Acordei em Nova York com a missão nobre de escolher onde tomar meu café antes de me enfiar nos detalhes do jogo do Brasil contra a Noruega, e eis que o celular vibra com a elegância de uma tornozeleira moral: Hytalo Santos, preso desde agosto do ano passado, resolveu aparecer por meio de uma carta manuscrita. A mensagem foi publicada pela mãe, Denize Santos, e já chegou ao meu colo como chega toda tragédia pop brasileira, primeiro no grupo, depois no portal, por fim na mesa do café, ao lado da manteiga francesa.

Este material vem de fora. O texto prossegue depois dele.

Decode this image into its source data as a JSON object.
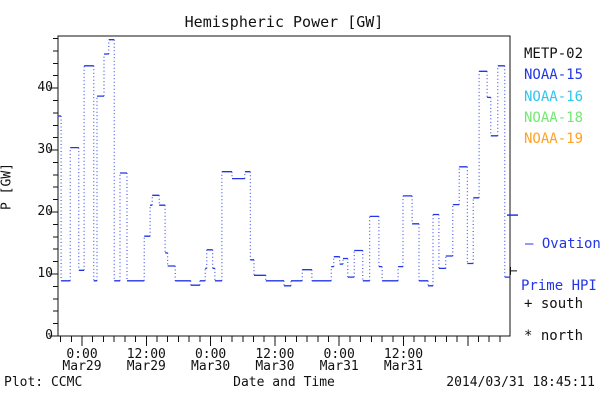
{
  "title": "Hemispheric Power [GW]",
  "y_axis": {
    "label": "P [GW]",
    "tick_values": [
      0,
      10,
      20,
      30,
      40
    ],
    "minor_step_gw": 2
  },
  "footer": {
    "plot_credit": "Plot: CCMC",
    "x_axis_label": "Date and Time",
    "timestamp": "2014/03/31 18:45:11"
  },
  "legend": [
    {
      "label": "METP-02",
      "color": "#111111"
    },
    {
      "label": "NOAA-15",
      "color": "#2236e6"
    },
    {
      "label": "NOAA-16",
      "color": "#2ec6f2"
    },
    {
      "label": "NOAA-18",
      "color": "#74e874"
    },
    {
      "label": "NOAA-19",
      "color": "#ffa226"
    }
  ],
  "annotations": {
    "ovation_line1": "– Ovation",
    "ovation_line2": "Prime HPI",
    "south_label": "+ south",
    "north_label": "* north",
    "ovation_marker_gw": 19.5,
    "south_marker_gw": 10.5
  },
  "colors": {
    "line_blue": "#2236e6",
    "axis_black": "#111111",
    "background": "#ffffff"
  },
  "chart_data": {
    "type": "line",
    "style": "step-dotted",
    "title": "Hemispheric Power [GW]",
    "xlabel": "Date and Time",
    "ylabel": "P [GW]",
    "ylim": [
      0,
      48.4
    ],
    "x_hours_range": [
      -4.5,
      80
    ],
    "grid": false,
    "legend_position": "right-margin",
    "x_major_ticks_hours": [
      0,
      12,
      24,
      36,
      48,
      60,
      72
    ],
    "x_minor_step_hours": 2,
    "x_tick_labels": [
      {
        "time": "0:00",
        "date": "Mar29",
        "hour": 0
      },
      {
        "time": "12:00",
        "date": "Mar29",
        "hour": 12
      },
      {
        "time": "0:00",
        "date": "Mar30",
        "hour": 24
      },
      {
        "time": "12:00",
        "date": "Mar30",
        "hour": 36
      },
      {
        "time": "0:00",
        "date": "Mar31",
        "hour": 48
      },
      {
        "time": "12:00",
        "date": "Mar31",
        "hour": 60
      }
    ],
    "series": [
      {
        "name": "Hemispheric Power (Ovation Prime HPI)",
        "color": "#2236e6",
        "units": "GW",
        "x_units": "hours since 2014-03-29 00:00",
        "end_hour": 79.9,
        "points": [
          [
            -4.5,
            35.5
          ],
          [
            -3.9,
            8.9
          ],
          [
            -2.2,
            30.4
          ],
          [
            -0.6,
            10.6
          ],
          [
            0.4,
            43.6
          ],
          [
            2.2,
            8.9
          ],
          [
            2.8,
            38.7
          ],
          [
            4.1,
            45.5
          ],
          [
            5.0,
            47.8
          ],
          [
            6.0,
            8.9
          ],
          [
            7.1,
            26.3
          ],
          [
            8.4,
            8.9
          ],
          [
            11.6,
            16.1
          ],
          [
            12.7,
            21.1
          ],
          [
            13.1,
            22.7
          ],
          [
            14.4,
            21.1
          ],
          [
            15.5,
            13.4
          ],
          [
            16.0,
            11.3
          ],
          [
            17.4,
            8.9
          ],
          [
            20.3,
            8.2
          ],
          [
            22.0,
            8.9
          ],
          [
            23.0,
            10.9
          ],
          [
            23.3,
            13.9
          ],
          [
            24.4,
            10.9
          ],
          [
            24.8,
            8.9
          ],
          [
            26.1,
            26.5
          ],
          [
            28.0,
            25.4
          ],
          [
            30.4,
            26.5
          ],
          [
            31.4,
            12.3
          ],
          [
            32.1,
            9.8
          ],
          [
            34.3,
            8.9
          ],
          [
            37.7,
            8.1
          ],
          [
            39.0,
            8.9
          ],
          [
            41.1,
            10.7
          ],
          [
            42.9,
            8.9
          ],
          [
            46.5,
            11.2
          ],
          [
            47.0,
            12.8
          ],
          [
            48.1,
            11.6
          ],
          [
            48.7,
            12.5
          ],
          [
            49.6,
            9.5
          ],
          [
            50.8,
            13.8
          ],
          [
            52.4,
            8.9
          ],
          [
            53.7,
            19.3
          ],
          [
            55.4,
            11.2
          ],
          [
            56.0,
            8.9
          ],
          [
            59.0,
            11.2
          ],
          [
            59.9,
            22.6
          ],
          [
            61.6,
            18.1
          ],
          [
            62.9,
            8.9
          ],
          [
            64.6,
            8.1
          ],
          [
            65.5,
            19.6
          ],
          [
            66.6,
            10.9
          ],
          [
            67.9,
            12.9
          ],
          [
            69.2,
            21.2
          ],
          [
            70.4,
            27.3
          ],
          [
            71.9,
            11.7
          ],
          [
            73.0,
            22.3
          ],
          [
            74.1,
            42.7
          ],
          [
            75.6,
            38.5
          ],
          [
            76.3,
            32.3
          ],
          [
            77.6,
            43.6
          ],
          [
            78.9,
            9.5
          ]
        ]
      }
    ]
  }
}
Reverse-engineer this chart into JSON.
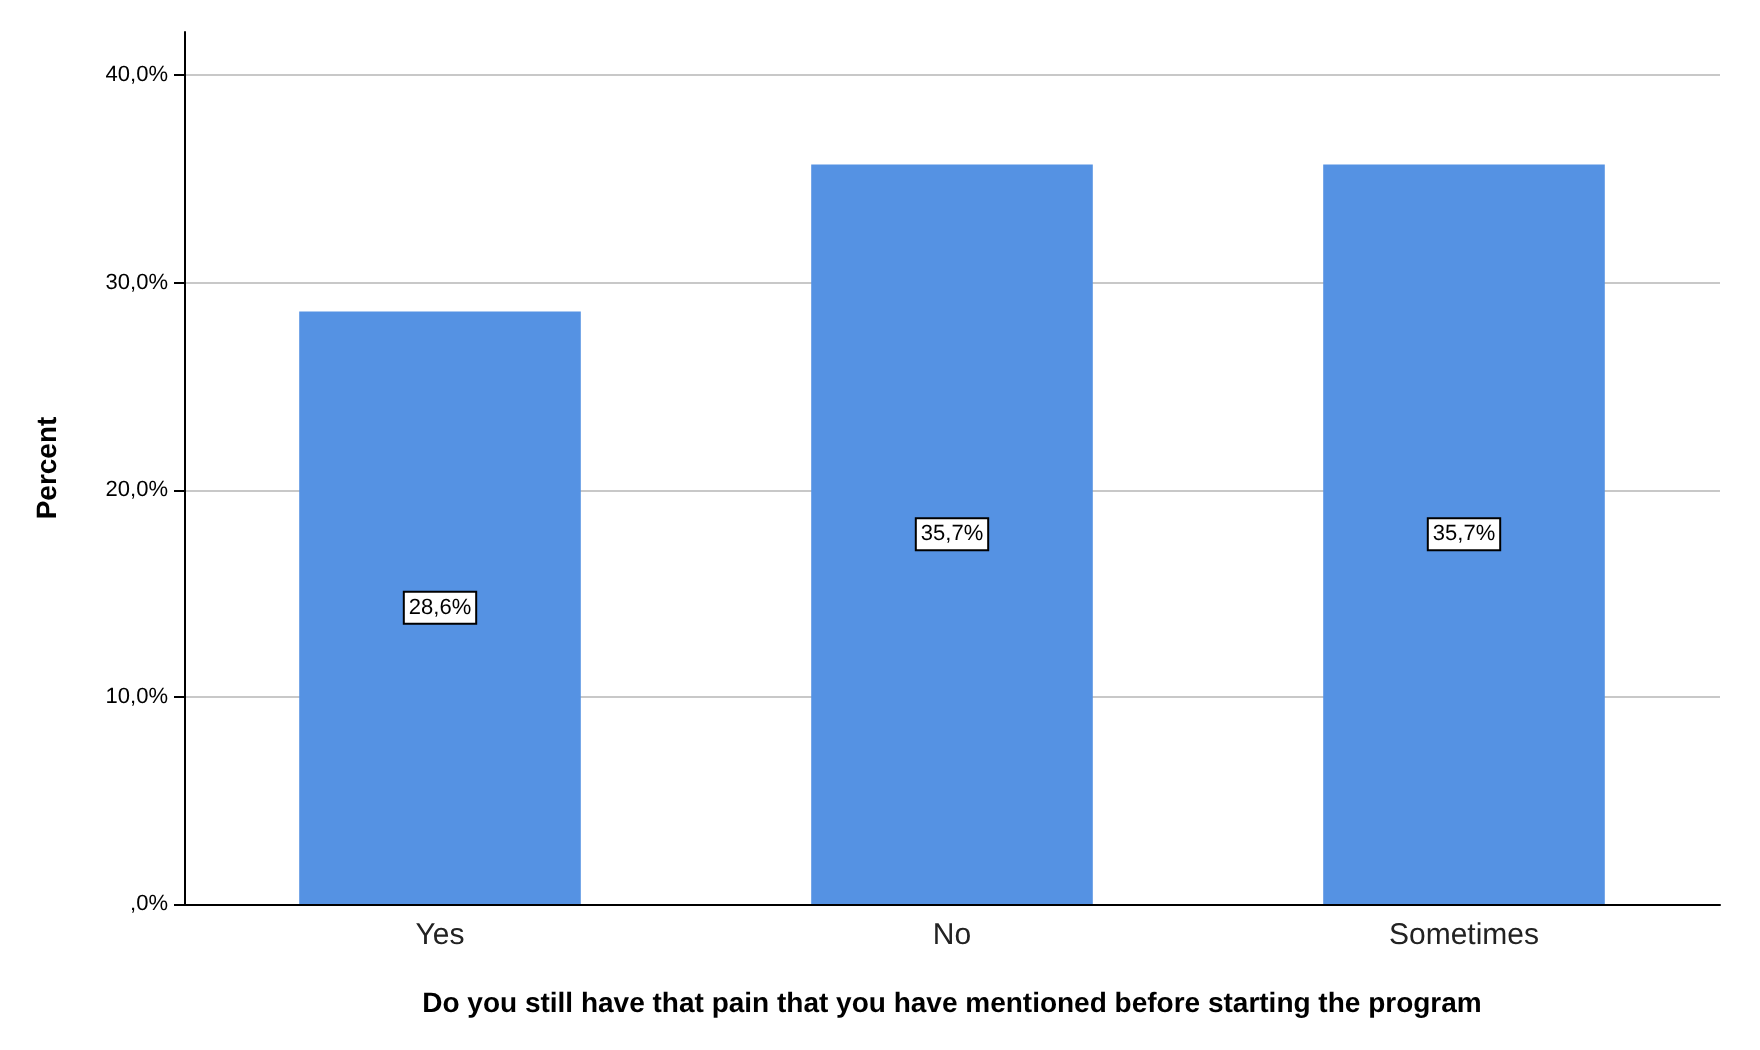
{
  "chart_data": {
    "type": "bar",
    "xlabel": "Do you still have that pain that you have mentioned before starting the program",
    "ylabel": "Percent",
    "categories": [
      "Yes",
      "No",
      "Sometimes"
    ],
    "values": [
      28.6,
      35.7,
      35.7
    ],
    "value_labels": [
      "28,6%",
      "35,7%",
      "35,7%"
    ],
    "color": "#5592e3",
    "ylim": [
      0,
      42.1
    ],
    "yticks": [
      {
        "value": 0,
        "label": ",0%"
      },
      {
        "value": 10,
        "label": "10,0%"
      },
      {
        "value": 20,
        "label": "20,0%"
      },
      {
        "value": 30,
        "label": "30,0%"
      },
      {
        "value": 40,
        "label": "40,0%"
      }
    ],
    "grid": "y"
  }
}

No texto, Hytalo fala em saudade, agradece aos seguidores por seguirem “juntos e acreditando que tudo isso vai passar” e diz que aprendeu a ser forte, corajoso e bem-humorado mesmo na dor. Também afirma que segue resiliente, “cria piadas com as aflições” e repete o mantra de quem está tentando manter a própria narrativa respirando enquanto a realidade lhe aperta o pescoço. A frase final vem no pacote devocional completo: “sigo firme e com muita fé que tá acabando”.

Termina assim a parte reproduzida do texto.